Comment 8 for bug 2015827

Revision history for this message
Allan G Soeby (soeby) wrote :

Hi @kleber-souza, @chengendu

Thanks for your attention.

Allow me give my perception of the impact of fixing "bug" LP: #2003053.

The original patchset introduced *two* regressions. One, (NFS deathlock) that hit everybody - fixed by #2009325, but the remaining one, are now hitting those of use spawning new user processes frequently, causing new "login times" to be created and access cache zapped. As a result we are looking at 300-400% increase in *overall* NFS operations, making the current kernels unusable for production. We do not have that kind of head-room on our NFS servers.

The result is, we are simply stuck with kernels prior to #2003053 fixes. With recent CVE fixes in current kernel, we have now also resorted to the option of building our own kernels. This is very counter-productive.

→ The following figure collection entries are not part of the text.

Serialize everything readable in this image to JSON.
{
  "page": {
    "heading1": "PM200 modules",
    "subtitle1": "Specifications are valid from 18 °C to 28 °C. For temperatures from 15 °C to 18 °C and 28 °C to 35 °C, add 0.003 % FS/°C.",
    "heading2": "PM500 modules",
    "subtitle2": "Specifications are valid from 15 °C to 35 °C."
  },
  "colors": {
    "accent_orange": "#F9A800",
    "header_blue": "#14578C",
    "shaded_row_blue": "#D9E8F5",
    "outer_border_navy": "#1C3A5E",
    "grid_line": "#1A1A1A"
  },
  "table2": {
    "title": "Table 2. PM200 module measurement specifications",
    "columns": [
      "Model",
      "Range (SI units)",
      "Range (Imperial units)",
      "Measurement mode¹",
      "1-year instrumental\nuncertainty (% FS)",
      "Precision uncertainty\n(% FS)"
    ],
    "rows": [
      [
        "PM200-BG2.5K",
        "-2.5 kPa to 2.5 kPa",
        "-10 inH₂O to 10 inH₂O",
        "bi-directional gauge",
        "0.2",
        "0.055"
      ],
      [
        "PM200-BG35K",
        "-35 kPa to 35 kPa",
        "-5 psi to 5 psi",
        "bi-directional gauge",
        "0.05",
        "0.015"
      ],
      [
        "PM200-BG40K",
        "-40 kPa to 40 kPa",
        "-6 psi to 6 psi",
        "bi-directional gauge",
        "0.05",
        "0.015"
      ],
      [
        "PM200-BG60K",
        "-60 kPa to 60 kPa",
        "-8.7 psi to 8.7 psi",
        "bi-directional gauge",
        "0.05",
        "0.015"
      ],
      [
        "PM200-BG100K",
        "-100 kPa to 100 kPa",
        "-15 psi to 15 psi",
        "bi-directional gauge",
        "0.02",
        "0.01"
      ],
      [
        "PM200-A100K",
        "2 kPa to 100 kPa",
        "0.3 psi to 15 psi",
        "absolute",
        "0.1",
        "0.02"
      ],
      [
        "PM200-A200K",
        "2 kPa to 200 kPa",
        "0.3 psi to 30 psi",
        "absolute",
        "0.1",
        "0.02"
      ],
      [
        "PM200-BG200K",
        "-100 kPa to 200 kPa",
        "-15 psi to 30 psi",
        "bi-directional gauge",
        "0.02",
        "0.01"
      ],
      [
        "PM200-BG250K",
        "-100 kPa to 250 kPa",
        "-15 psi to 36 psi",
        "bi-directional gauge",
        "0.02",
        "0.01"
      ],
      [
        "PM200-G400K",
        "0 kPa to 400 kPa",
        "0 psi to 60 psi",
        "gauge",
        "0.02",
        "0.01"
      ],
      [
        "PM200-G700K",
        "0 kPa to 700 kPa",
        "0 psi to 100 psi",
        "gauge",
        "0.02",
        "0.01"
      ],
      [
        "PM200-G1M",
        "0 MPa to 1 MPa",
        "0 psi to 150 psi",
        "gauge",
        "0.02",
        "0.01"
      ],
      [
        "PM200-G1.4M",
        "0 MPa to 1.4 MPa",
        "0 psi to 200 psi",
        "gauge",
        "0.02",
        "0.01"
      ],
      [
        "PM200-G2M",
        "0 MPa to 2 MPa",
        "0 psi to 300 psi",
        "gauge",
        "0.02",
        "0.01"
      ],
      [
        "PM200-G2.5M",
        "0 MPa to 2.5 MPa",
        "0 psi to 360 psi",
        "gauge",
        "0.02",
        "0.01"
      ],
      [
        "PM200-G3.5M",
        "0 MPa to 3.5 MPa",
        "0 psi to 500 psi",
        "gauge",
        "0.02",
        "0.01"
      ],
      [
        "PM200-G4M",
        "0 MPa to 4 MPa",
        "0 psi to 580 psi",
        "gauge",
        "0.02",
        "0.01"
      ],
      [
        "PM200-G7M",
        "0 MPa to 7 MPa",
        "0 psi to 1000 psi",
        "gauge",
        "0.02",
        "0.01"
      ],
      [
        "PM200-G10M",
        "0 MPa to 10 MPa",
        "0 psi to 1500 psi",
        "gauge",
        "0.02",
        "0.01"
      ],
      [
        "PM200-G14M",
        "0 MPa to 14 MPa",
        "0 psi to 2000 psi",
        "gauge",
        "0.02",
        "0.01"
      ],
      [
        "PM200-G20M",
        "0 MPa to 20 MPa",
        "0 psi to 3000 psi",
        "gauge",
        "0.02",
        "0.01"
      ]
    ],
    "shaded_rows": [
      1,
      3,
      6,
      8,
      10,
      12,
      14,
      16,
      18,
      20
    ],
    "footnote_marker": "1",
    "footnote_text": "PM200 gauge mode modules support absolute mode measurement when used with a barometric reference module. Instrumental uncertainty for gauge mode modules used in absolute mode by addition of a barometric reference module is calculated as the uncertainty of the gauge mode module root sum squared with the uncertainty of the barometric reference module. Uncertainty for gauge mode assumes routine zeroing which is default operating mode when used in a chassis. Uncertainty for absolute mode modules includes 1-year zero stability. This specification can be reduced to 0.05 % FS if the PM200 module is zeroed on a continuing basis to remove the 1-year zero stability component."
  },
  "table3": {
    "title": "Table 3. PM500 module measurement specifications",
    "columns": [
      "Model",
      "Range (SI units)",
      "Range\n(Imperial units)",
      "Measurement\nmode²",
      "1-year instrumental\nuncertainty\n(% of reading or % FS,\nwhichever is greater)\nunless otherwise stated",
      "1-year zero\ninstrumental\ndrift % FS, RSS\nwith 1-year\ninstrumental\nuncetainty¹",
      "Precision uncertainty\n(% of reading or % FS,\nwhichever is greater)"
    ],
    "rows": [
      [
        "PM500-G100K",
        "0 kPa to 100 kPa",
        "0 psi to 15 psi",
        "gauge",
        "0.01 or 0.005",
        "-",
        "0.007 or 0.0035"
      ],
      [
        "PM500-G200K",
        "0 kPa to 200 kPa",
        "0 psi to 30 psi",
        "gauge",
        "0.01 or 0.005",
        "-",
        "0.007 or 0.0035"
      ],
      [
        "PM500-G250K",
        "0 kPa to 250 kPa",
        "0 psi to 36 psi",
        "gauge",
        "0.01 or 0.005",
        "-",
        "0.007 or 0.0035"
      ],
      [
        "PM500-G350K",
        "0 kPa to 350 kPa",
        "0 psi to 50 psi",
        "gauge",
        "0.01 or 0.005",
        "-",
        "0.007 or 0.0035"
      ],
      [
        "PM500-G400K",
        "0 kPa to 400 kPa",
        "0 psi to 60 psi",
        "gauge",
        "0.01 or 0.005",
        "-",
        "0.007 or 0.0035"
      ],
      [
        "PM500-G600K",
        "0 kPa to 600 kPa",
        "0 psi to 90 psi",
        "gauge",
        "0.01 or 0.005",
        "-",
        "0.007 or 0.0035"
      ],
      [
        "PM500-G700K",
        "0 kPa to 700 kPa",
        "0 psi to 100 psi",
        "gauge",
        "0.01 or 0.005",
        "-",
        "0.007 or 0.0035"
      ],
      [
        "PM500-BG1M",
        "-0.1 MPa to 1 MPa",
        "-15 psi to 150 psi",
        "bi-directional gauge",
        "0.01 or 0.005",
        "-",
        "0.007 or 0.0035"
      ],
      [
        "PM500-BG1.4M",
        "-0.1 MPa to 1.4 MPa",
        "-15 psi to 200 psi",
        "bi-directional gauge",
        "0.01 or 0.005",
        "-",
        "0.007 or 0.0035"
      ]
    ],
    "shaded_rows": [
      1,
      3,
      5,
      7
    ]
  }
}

I understand the use case for the changes that went into "bug" #20003053. The reason why I call this a "bug" (in quotes) is due to the fact, that the behaviour has been around for more than 15 years. While age alone is not a qualifier, I am just saying that this has been an accepted behaviour for that long. Furthermore #2003053 will only apply in environments where the NFS-server has a knowledge of users and their secondary groups and validates them for ACCESS calls. (ours don't)

From the original upstream commit message 0eb43812c0270ee3d005ff32f91f7d0a6c4943af : "While it is reasonable to expect that such group membership changes are rare, and that we do not want to optimise the cache to accommodate them, it is also not unreasonable for the user to expect that if they log out and log back in again, that the staleness would clear up".

It is clear that a trade-off was considered, however the use case being a "user" (a physical interactive person), and not any service of any kind. I am quite certain that with a use case with a regression of 3-4x increase in NFS ops, this would not have gone in the way it was.

I understand why sometimes there is are strong reasons to cherry-pick changes from upstream - or making your own changes. IMHO, I do not think the use case for #20003053 was strong enough to justify that.

The main regression assessment for #20003053 was considered low, as it was upstream changes. We now know, this was not the case.

And with that knowledge, and comparing it to the weak use case the changes was trying to address, it should have been the right decision to revert the changes.

The suggested upstream changes to introduce a mount option to address this, should should be turned around. The option should be added for those wanting to zap/re-validate their access caches on re-login, but leave the default behaviour as is.